In the preceding chapters concerning the interaction of a radiation field with matter, we assumed the field to be classical. In many situations this assumption is valid. There are, however, many instances where a classical field fails to explain experimentally observed results and a quantized description of the field is required. This is, for example, true of spontaneous emission in an atomic system which was described phenomenologically in Chapter 5. For a rigorous treatment of the atomic level decay in free space, we need to consider the interaction of the atom with the vacuum modes of the universe. Even in the simplest system involving the interaction of a single-mode radiation field with a single two-level atom, the predictions for the dynamics of the atom are quite different in the semiclassical theory and the fully quantum theory. In the absence of the decay process, the semiclassical theory predicts Rabi oscillations for the atomic inversion whereas the quantum theory predicts certain collapse and revival phenomena due to the quantum aspects of the field. These interesting quantum field theoretical predictions have been experimentally verified.

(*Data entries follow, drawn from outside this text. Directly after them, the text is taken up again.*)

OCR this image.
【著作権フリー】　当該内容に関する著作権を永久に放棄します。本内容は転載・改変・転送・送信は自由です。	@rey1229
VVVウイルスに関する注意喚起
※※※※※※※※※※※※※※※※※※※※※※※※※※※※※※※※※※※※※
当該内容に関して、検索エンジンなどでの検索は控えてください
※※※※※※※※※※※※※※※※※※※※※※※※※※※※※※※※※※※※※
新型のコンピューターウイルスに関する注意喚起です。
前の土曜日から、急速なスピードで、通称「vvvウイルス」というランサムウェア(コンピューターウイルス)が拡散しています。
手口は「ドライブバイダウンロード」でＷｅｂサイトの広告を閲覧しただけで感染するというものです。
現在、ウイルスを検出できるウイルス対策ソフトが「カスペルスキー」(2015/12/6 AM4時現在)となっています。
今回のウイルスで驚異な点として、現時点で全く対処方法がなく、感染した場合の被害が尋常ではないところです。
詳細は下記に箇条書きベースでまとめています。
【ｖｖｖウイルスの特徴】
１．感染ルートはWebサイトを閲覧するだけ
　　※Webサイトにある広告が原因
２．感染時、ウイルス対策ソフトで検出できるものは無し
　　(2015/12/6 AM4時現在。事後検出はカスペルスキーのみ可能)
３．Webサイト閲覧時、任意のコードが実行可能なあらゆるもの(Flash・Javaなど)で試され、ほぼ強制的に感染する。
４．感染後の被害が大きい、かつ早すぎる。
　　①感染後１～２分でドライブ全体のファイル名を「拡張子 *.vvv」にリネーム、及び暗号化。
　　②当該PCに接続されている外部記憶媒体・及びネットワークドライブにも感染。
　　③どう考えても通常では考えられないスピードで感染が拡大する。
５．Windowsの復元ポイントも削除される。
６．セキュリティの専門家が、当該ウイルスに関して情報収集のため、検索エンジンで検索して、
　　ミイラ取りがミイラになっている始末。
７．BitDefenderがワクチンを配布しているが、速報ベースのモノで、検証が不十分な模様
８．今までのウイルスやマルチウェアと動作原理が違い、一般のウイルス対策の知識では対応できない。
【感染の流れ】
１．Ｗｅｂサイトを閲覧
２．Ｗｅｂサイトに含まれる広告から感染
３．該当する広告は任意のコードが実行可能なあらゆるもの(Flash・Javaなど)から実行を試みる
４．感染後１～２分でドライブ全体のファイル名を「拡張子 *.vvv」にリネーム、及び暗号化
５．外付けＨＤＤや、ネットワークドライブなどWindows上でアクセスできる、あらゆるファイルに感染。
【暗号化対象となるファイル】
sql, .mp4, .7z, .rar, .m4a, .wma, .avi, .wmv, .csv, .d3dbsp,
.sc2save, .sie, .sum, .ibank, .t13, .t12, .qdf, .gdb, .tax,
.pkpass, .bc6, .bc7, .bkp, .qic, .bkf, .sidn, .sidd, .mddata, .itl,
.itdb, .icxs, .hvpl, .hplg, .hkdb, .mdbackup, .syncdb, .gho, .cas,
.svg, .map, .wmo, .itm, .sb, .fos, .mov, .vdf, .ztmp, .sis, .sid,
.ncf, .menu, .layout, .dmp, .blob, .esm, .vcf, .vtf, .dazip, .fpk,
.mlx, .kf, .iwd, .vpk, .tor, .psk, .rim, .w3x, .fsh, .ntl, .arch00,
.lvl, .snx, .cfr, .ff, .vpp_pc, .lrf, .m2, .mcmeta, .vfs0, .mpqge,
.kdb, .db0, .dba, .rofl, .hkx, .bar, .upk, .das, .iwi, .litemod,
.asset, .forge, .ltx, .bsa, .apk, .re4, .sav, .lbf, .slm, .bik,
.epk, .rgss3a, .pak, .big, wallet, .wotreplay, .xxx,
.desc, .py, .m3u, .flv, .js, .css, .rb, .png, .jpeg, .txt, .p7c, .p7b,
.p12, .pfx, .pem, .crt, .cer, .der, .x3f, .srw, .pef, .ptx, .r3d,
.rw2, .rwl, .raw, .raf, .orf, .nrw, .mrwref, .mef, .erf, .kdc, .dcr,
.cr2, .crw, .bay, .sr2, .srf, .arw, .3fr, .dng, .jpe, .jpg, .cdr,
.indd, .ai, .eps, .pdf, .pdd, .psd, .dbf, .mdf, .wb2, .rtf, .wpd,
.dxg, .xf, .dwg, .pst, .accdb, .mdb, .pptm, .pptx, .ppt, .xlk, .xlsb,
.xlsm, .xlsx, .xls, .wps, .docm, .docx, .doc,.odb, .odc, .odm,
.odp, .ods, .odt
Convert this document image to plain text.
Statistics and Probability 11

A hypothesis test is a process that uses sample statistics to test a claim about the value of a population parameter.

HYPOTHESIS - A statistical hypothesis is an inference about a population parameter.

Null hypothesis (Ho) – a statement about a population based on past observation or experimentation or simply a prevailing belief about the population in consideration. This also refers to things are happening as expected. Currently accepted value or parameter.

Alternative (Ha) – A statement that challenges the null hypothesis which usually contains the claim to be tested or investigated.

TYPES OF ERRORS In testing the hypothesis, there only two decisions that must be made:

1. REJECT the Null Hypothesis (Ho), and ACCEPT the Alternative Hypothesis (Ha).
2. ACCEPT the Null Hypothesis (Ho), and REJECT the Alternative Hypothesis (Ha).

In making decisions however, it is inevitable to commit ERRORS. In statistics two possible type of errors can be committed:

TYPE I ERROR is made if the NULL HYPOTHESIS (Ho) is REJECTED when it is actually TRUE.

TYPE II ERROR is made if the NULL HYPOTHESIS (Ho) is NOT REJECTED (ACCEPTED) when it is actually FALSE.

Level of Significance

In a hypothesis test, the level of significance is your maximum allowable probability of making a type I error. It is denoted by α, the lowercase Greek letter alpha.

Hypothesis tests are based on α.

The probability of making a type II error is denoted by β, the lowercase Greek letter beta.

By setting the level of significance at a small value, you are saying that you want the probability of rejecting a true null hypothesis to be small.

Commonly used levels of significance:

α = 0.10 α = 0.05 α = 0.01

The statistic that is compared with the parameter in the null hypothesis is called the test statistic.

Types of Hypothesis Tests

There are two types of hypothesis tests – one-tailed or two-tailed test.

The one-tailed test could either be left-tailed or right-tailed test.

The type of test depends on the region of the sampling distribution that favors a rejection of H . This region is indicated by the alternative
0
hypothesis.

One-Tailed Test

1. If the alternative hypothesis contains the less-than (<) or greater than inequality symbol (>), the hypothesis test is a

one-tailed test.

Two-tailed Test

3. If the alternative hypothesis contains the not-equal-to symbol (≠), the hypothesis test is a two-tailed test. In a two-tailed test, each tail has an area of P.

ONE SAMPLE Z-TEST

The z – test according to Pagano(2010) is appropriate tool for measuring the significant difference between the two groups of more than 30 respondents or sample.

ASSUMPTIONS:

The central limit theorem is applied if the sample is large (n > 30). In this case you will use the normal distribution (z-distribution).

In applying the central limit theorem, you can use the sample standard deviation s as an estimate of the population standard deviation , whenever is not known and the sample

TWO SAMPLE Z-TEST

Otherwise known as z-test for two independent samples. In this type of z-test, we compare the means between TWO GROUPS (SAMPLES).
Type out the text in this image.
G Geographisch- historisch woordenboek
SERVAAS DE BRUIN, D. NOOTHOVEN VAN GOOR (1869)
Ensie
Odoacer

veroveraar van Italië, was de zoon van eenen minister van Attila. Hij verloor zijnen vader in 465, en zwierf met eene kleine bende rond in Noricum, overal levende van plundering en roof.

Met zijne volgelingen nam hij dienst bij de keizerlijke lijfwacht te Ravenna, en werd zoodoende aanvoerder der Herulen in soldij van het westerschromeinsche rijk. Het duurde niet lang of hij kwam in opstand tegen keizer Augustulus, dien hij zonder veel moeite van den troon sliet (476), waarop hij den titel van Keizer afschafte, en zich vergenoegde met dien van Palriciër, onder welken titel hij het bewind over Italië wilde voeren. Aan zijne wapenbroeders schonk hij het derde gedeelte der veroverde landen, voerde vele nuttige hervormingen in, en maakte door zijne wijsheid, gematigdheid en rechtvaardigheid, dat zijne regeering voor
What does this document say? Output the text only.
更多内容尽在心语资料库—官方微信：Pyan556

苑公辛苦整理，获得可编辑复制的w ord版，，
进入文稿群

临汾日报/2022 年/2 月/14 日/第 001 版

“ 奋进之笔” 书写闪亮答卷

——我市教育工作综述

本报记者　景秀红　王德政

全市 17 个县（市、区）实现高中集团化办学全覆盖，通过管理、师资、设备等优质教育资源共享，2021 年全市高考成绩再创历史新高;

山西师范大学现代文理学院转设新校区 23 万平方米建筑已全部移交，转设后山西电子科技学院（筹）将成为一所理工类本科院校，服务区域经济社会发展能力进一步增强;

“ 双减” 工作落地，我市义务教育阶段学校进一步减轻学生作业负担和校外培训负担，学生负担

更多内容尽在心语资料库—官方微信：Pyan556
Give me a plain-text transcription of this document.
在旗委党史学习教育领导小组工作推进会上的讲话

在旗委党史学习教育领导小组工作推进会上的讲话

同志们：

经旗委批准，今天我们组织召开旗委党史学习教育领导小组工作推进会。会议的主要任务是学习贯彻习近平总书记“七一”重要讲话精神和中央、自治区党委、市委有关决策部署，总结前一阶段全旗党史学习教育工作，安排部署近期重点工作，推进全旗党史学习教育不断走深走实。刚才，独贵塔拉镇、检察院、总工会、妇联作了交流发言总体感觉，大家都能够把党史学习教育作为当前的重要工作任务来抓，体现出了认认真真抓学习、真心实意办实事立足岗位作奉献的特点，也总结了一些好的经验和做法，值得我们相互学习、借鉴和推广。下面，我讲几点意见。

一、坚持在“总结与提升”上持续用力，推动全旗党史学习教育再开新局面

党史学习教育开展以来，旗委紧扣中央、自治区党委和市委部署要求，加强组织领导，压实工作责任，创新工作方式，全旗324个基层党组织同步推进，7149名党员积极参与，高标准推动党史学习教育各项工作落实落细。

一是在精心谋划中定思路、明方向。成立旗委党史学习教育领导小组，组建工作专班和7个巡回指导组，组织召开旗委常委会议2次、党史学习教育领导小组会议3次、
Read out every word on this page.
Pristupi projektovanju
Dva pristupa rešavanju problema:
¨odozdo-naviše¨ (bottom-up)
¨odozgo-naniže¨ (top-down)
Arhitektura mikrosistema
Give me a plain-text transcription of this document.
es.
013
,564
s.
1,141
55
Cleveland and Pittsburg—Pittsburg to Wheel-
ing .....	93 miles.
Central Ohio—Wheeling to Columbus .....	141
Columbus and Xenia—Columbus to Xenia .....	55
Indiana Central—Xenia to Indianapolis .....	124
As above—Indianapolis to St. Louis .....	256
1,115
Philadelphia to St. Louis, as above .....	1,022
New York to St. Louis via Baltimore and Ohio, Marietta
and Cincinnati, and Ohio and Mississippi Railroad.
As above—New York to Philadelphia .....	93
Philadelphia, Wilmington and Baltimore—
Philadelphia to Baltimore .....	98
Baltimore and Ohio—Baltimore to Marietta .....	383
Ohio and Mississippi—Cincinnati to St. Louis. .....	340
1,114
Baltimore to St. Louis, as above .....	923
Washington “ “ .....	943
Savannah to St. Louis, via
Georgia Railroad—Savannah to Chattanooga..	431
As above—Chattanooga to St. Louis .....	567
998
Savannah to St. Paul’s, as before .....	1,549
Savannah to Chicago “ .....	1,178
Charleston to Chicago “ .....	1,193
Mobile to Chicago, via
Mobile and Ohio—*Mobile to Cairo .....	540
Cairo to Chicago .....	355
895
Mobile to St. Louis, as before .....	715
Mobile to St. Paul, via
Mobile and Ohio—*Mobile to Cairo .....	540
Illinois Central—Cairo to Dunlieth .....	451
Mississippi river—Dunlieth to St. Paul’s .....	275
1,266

In this chapter we discuss the interaction of the quantized radiation field with the two-level atomic system described by a Hamiltonian in the dipole and the rotating-wave approximations. For a single-mode field it reduces to a particularly simple form. This is a very interesting Hamiltonian in quantum optics for several reasons. First, it can be solved exactly for arbitrary coupling constants and exhibits some true quantum dynamical effects such as collapse followed by periodic revivals of the atomic inversion.